The Hazel Wood by Melissa Albert (★★★★★)

A dark horror fantasy, Albert’s debut novel is about a fairy tale author turned cult phenomenon, and her granddaughter Alice, who has been raised as far away from everything to do with Althea Proserpine and the Tales from the Hinterland as possible. That is until her mother is kidnapped and she’s forced to learn the horrible truth of her past. From the dark fairy stories within the book, to a trip to a magical land and a journey of self-discovery, The Hazel Wood is three amazing tales all rolled up in one.
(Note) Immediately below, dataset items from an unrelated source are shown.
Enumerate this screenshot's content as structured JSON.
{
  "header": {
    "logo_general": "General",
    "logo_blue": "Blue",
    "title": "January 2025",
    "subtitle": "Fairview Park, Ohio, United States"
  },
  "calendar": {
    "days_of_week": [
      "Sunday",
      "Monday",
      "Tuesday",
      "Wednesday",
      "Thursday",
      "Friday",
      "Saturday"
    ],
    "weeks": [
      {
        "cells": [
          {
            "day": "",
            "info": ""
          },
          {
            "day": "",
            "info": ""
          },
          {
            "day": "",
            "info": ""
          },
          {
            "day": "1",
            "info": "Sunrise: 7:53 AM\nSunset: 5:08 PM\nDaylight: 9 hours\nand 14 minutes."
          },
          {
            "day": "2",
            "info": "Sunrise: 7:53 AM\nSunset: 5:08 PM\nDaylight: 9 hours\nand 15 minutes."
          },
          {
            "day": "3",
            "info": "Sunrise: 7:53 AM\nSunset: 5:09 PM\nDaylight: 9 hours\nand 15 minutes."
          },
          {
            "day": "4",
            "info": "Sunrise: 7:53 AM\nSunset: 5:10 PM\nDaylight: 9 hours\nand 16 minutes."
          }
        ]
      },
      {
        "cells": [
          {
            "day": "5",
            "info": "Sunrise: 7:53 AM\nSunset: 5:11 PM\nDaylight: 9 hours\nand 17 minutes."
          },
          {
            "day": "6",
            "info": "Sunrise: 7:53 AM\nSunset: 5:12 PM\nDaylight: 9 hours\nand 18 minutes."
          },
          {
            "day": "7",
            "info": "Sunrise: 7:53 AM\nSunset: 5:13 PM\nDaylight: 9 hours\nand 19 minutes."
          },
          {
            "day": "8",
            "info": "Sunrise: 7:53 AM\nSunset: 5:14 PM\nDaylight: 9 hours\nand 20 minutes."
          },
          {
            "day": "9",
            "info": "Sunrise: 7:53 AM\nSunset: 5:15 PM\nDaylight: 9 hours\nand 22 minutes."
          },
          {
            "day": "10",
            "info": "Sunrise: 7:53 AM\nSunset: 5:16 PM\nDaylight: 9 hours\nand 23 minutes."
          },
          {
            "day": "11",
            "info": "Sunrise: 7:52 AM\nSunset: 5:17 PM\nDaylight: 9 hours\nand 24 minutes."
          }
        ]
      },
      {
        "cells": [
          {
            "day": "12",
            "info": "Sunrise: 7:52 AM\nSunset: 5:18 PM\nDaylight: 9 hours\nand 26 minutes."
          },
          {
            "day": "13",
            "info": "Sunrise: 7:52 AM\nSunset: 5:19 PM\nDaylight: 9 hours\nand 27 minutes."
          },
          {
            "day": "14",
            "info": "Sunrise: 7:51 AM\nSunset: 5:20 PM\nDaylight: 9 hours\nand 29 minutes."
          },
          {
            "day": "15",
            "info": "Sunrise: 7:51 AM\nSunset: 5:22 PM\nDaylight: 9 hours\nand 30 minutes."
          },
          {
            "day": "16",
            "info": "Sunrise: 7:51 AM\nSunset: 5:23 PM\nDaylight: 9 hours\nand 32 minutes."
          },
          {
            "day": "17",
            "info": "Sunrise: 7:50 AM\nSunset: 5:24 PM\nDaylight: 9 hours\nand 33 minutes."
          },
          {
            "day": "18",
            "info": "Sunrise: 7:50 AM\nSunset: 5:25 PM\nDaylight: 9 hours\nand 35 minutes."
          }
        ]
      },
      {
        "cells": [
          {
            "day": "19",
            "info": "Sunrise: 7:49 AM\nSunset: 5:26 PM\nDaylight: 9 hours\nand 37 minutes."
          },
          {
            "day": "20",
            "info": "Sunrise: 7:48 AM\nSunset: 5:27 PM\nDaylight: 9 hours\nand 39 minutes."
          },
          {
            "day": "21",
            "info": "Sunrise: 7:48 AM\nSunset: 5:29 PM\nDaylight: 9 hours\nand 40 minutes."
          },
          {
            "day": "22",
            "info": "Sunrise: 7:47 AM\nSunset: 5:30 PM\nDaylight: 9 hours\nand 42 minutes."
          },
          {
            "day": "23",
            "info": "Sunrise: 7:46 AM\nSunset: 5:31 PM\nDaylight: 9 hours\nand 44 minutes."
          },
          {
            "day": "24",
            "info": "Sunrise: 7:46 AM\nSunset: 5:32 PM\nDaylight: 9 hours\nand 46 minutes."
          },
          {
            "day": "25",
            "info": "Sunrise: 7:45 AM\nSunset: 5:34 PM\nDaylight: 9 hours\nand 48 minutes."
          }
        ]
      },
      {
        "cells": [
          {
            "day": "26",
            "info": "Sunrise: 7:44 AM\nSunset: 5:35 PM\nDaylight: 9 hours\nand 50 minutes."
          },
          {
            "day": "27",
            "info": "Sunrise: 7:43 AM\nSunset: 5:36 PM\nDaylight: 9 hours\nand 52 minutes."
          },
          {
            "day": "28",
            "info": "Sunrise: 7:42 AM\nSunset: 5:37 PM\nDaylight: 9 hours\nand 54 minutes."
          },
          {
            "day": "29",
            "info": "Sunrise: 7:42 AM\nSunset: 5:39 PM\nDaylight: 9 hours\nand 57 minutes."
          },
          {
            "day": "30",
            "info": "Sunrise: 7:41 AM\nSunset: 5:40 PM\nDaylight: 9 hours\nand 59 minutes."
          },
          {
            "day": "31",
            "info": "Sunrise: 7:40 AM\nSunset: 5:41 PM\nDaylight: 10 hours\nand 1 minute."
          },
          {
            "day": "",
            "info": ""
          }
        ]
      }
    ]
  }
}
My Best Friend’s Exorcism by Grady Hendrix (★★★½)

Both funny and horrifying, Grady Hendrix’s re-released novel is one giant walk down nostalgia lane, but with 100% more demonic possession. Abby and Gretchen have been best friends since a disastrous roller rink party, that is until Gretchen goes missing one night and returns possessed by a demon. With everyone else snowed by Demon Gretchen, it is up to Abby to save her bestie with the power of friendship.

Deep Dark Fears and The Creeps by Fran Krause (★★★★)

The Deep Dark Fears collection is a humorous look at humanity’s strangest and darkest fears. A webcomic turned into two collected editions, Deep Dark Fears and The Creeps are unique looks at strangers’ most horrifying and baseless fears, submitted through Tumblr and illustrated by Krause himself. Get ready to feel slightly less crazy!